Le calme des tons rose pâle à l’étage
À l’étage, le registre devient plus intime. Les accents rose pâle, déjà présents en touches au rez-de-chaussée, prennent davantage de place dans les pièces privées. Ils s’accordent à des matières douces et à des surfaces plus feutrées, sans rompre avec la sobriété générale du projet. Le lit, les draps et le tapis dialoguent avec un plafond suspendu éclairé au-dessus de la tête de lit, dont la forme dessine deux demi-cercles parallèles.
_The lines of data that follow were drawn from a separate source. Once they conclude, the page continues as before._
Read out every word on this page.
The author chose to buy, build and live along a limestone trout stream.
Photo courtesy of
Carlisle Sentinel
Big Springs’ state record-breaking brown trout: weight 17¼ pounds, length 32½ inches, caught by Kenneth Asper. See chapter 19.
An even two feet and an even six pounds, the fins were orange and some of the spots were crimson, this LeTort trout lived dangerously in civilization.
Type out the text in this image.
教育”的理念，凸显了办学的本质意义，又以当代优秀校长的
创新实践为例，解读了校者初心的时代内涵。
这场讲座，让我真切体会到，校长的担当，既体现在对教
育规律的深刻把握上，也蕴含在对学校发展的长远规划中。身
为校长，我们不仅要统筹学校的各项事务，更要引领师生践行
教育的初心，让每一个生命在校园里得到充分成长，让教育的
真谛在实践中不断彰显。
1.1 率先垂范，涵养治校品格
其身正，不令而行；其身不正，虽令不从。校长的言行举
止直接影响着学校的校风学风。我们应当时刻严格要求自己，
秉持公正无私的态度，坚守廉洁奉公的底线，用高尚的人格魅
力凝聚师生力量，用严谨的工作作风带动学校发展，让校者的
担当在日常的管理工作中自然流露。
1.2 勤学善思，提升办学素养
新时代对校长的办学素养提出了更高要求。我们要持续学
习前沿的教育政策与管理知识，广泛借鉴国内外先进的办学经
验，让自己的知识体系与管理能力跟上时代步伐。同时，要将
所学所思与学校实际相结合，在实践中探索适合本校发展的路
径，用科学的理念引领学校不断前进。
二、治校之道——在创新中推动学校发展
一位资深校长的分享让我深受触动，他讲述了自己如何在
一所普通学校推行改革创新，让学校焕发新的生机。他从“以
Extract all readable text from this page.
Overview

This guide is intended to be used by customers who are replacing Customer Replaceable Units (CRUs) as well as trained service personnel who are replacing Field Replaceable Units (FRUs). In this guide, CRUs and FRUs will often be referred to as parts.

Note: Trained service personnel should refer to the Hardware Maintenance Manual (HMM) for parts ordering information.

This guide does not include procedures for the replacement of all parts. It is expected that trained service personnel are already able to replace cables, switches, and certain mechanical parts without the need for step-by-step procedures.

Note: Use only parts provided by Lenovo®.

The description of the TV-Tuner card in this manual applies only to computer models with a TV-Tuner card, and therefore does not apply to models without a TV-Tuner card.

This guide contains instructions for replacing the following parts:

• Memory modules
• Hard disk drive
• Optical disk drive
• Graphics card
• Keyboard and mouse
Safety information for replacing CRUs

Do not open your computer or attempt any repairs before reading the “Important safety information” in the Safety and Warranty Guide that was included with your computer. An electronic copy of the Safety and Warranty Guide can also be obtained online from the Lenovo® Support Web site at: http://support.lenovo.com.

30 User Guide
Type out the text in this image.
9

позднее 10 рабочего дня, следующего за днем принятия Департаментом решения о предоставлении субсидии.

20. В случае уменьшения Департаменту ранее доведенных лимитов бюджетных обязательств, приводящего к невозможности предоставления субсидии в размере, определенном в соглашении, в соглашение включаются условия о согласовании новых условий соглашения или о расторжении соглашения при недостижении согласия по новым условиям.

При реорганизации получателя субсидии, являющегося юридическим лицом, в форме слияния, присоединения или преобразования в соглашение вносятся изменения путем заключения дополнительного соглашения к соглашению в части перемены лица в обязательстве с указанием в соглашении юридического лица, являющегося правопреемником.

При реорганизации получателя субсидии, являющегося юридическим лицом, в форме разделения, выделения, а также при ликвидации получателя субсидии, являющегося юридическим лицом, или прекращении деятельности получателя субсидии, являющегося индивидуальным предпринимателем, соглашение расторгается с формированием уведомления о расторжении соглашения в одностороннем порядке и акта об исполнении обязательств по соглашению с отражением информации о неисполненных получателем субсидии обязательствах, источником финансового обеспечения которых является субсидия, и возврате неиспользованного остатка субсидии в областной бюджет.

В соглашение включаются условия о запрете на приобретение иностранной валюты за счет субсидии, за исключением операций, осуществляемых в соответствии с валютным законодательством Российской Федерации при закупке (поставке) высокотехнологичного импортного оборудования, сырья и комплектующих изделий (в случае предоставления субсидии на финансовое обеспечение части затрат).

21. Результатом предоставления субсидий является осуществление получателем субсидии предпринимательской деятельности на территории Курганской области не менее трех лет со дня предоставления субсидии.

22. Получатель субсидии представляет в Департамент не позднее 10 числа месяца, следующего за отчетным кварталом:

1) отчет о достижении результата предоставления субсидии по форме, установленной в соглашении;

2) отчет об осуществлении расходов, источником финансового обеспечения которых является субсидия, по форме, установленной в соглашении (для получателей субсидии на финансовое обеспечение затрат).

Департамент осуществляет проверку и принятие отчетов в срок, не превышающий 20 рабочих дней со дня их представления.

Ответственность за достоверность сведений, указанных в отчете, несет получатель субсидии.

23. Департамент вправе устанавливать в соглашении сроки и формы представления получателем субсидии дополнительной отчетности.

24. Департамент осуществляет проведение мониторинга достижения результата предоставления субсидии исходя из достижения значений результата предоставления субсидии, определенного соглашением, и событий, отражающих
Ce détail change la perception de la chambre. La ligne lumineuse ne se contente pas d’éclairer ; elle construit une forme dans l’espace et accompagne le lit comme une architecture secondaire. La rondeur revient aussi dans les contours des accessoires et dans certaines ouvertures, ce qui prolonge la logique des arcs visibles ailleurs dans la maison. L’étage ne copie pas le rez-de-chaussée, mais il reprend ses principes avec une échelle plus calme.
Une salle de bain cadrée par le détail
La salle de bain reste mesurée dans ses effets, mais plusieurs éléments retiennent l’attention : un miroir rond, un meuble vasque en bois et des niches qui rythment le mur. Les surfaces minérales y côtoient des lignes horizontales plus nettes, tandis qu’une ouverture habillée de stores à lamelles filtre la lumière. Ici encore, le projet choisit de montrer la matière avant la démonstration. Le regard se pose sur les joints, les rebords, les épaisseurs et les reflets.
Cette manière de composer rejoint celle du reste de la maison. Les salles privées ne cherchent pas à s’isoler du langage général ; elles en proposent une version plus douce, avec des teintes plus présentes et des contours arrondis. On retrouve ainsi, pièce après pièce, la même attention aux transitions, au verre et aux détails de menuiserie. La maison garde son unité par les usages, mais surtout par la façon dont chaque passage est dessiné.